* Amerika’da okudunuz, öyle değil mi?- Bir arkadaşım, ailesiyle Amerika’ya yerleşti. “Ben de gideceğim” dedim. Sınava girdim. Bir sürü okuldan kabul geldi. New York yakınlarındaki bir okula gittim. O üç sene beni epey zorladı. Hatta üzücüydü diyebilirim. Karlı bir ocak günü gittim, herkes çoktan tanışıp kaynaşmıştı. Zaten sınıftakiler de pek dost canlısı değildi. Ondan sonra Macaristan’a geçtim. * Neden Macaristan?- Avrupa’da okumayı çok istedim. İlk tercihim Almanya’ydı ama Macaristan oldu. Orası da kötüydü. Devamında buraya dönüp Bilgi Üniversitesi’ne başladım. Televizyon Haberciliği ve Programcılığı’nda üçüncü senemdeyim. * Uzay Heparı gibi önemli bir müzisyenin oğlusunuz, sormamak olmaz; müzik hayatınızın neresinde?- 4-5 yaşımdan beri piyano çalıyorum. Zaten bütün aile müzisyen. Büyük halam konservatuvarda baş öğretmendi, babamı o yetiştirmiş. Beni de klasik müzik eğitiminden geçirmeye çalıştı ama ben hep kulaktan çaldım. Resmi eğitimden kaçtım. 15 gün halama gider Bach’ları, Chopin’leri çalışır, sonra bir ay radyodan duyduğum parçaları çıkartırdım. Son dönemlerde halamın kapısını tekrar çaldım. O eğitime girmeye hazırım.

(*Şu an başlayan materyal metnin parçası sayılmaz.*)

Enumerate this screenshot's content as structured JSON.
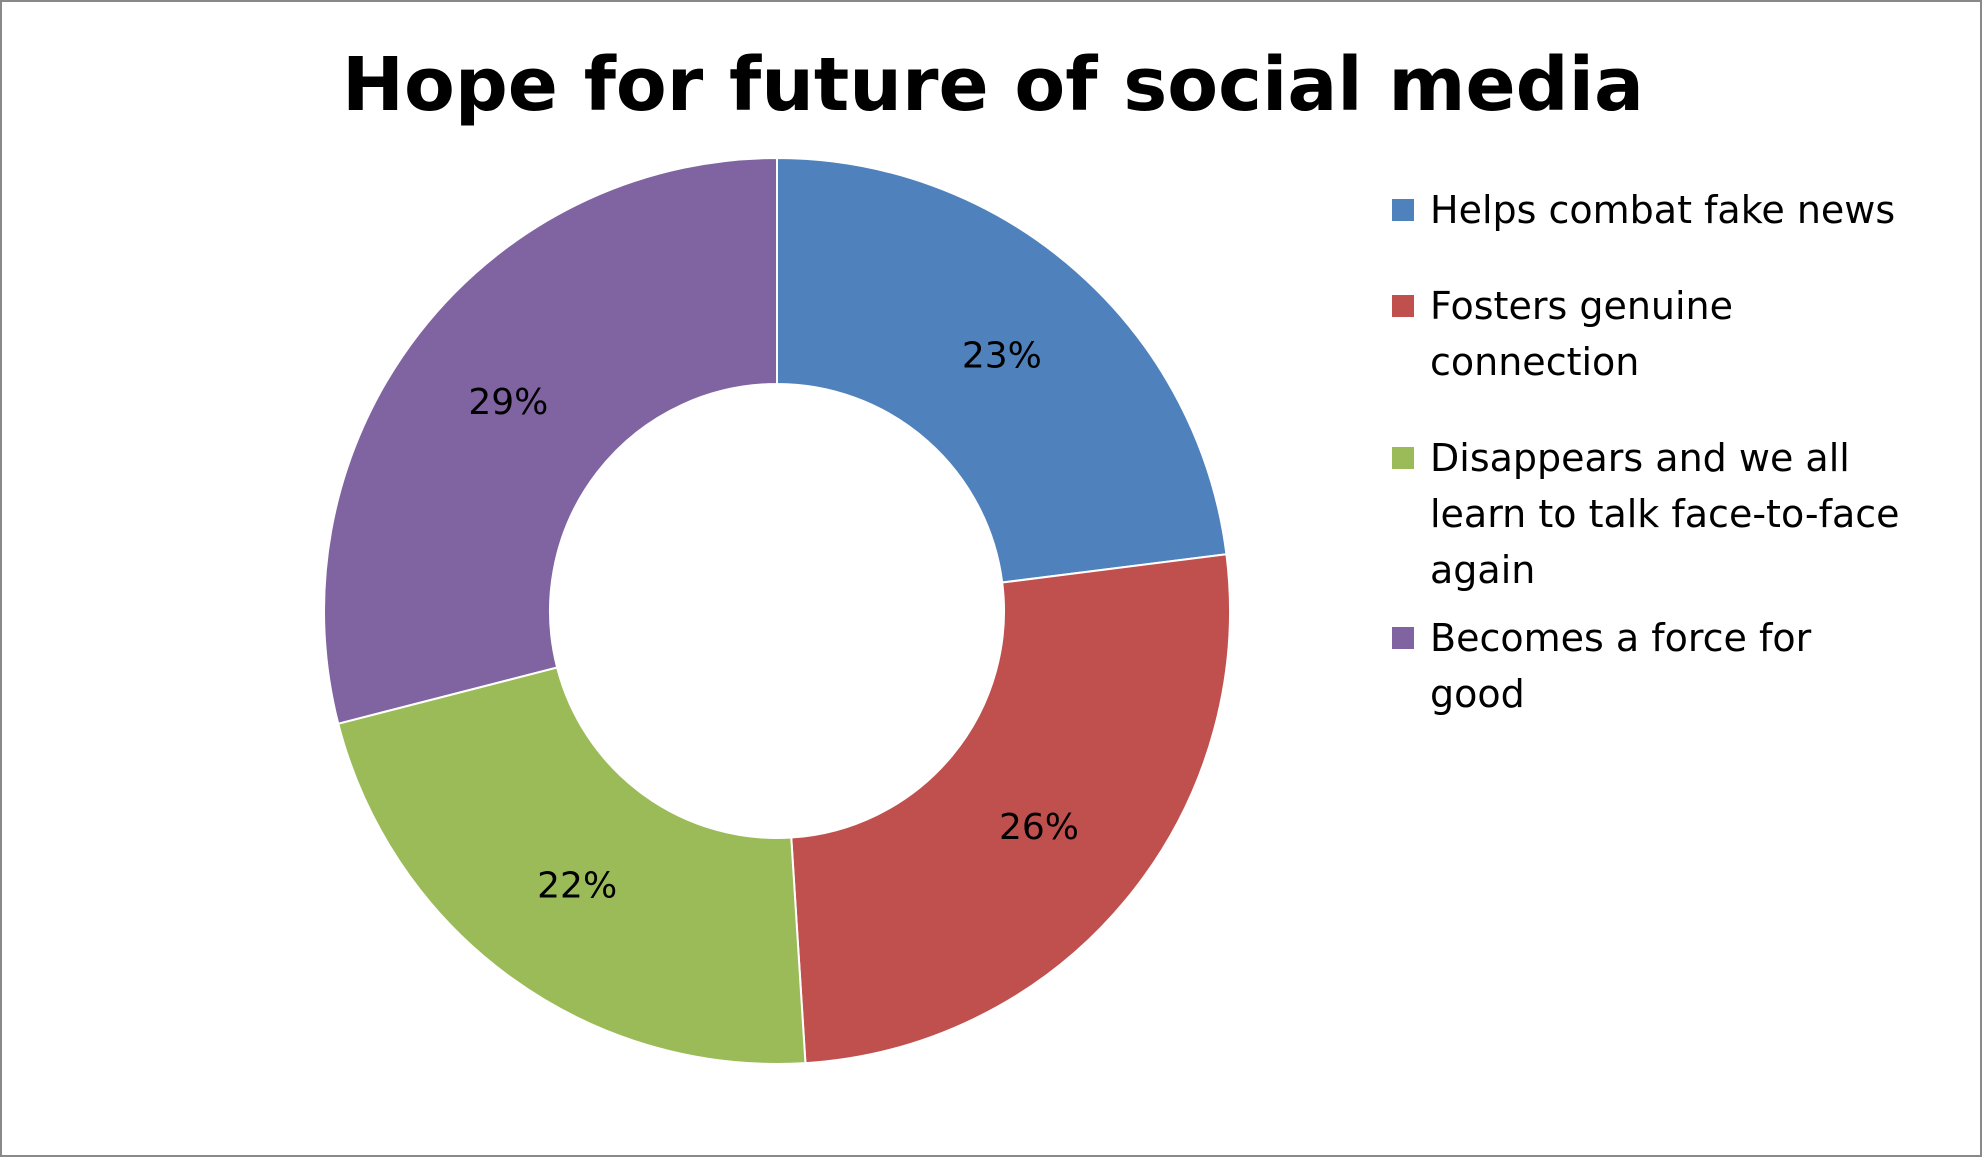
{
  "chart_data": {
    "type": "pie",
    "variant": "donut",
    "title": "Hope for future of social media",
    "categories": [
      "Helps combat fake news",
      "Fosters genuine connection",
      "Disappears and we all learn to talk face-to-face again",
      "Becomes a force for good"
    ],
    "values": [
      23,
      26,
      22,
      29
    ],
    "value_labels": [
      "23%",
      "26%",
      "22%",
      "29%"
    ],
    "colors": [
      "#4F81BD",
      "#C0504D",
      "#9BBB59",
      "#8064A2"
    ],
    "legend_position": "right",
    "grid": false
  }
}
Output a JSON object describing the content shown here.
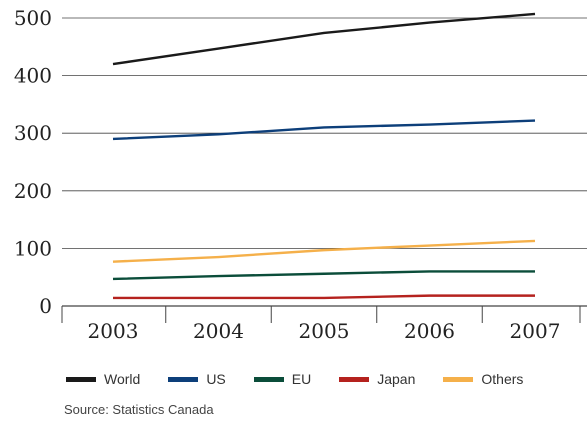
{
  "chart_data": {
    "type": "line",
    "categories": [
      "2003",
      "2004",
      "2005",
      "2006",
      "2007"
    ],
    "series": [
      {
        "name": "World",
        "values": [
          420,
          447,
          474,
          492,
          507
        ],
        "color": "#1a1a1a"
      },
      {
        "name": "US",
        "values": [
          290,
          298,
          310,
          315,
          322
        ],
        "color": "#0d3f7a"
      },
      {
        "name": "EU",
        "values": [
          47,
          52,
          56,
          60,
          60
        ],
        "color": "#0b4d3a"
      },
      {
        "name": "Japan",
        "values": [
          14,
          14,
          14,
          18,
          18
        ],
        "color": "#b5221e"
      },
      {
        "name": "Others",
        "values": [
          77,
          85,
          97,
          105,
          113
        ],
        "color": "#f5b04a"
      }
    ],
    "ylim": [
      0,
      500
    ],
    "yticks": [
      "0",
      "100",
      "200",
      "300",
      "400",
      "500"
    ],
    "grid": true,
    "legend_position": "bottom"
  },
  "source": "Source: Statistics Canada"
}
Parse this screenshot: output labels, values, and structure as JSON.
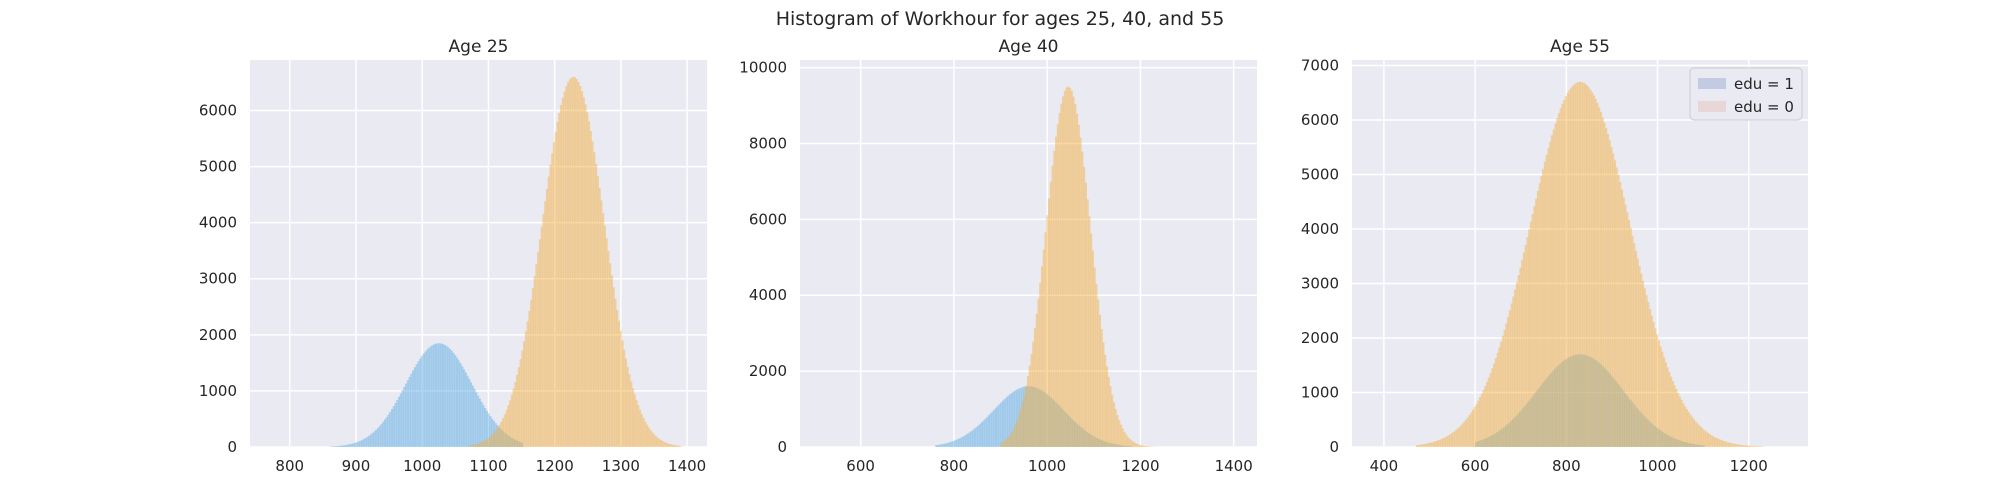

OYUNCULUĞUN DAHA KOLAY OLACAĞINI DÜŞÜNMÜŞTÜM
* Ya oyunculuk, o nasıl başladı? - Hep istediğim bir şeydi. Lisede tiyatroyla ilgiliydim. * Bu konuda kendinize bir yol çizdiniz mi?- Bunu biraz utanarak söylüyorum ama oyunculuğun daha kolay olacağını düşünmüştüm. * Nesi zor geldi?- Keşke bu işe daha fazla eğitim alarak kalkışsaydım. Zaten ilk performanslarımda bu çok belli. Kameraya alışık olmamam, oyunculukla ilgili teknik bilgimin azlığı... Başlarda işin ağırlığını kavrayamadım. Bana oyun gibi geldi. * Eleştirilere açık mısınız?- Geçen gün taksiye bindim, şoför bana “Abi ben senin oyunculuğunu beğenmiyorum. Çok yapmacık ve emanet duruyorsun” dedi. Önce bozuldum. Ama adamın dürüstlüğünü takdir ettim. “Çok iyisin, kralsın” da diyebilirdi. Doğru söyledi. Akşam eve gidip, “İyi oynamadım, kendimi geliştirmem gerek” demezsen, ister 20 ister 50 yaşında ol, bu işi beceremezsin.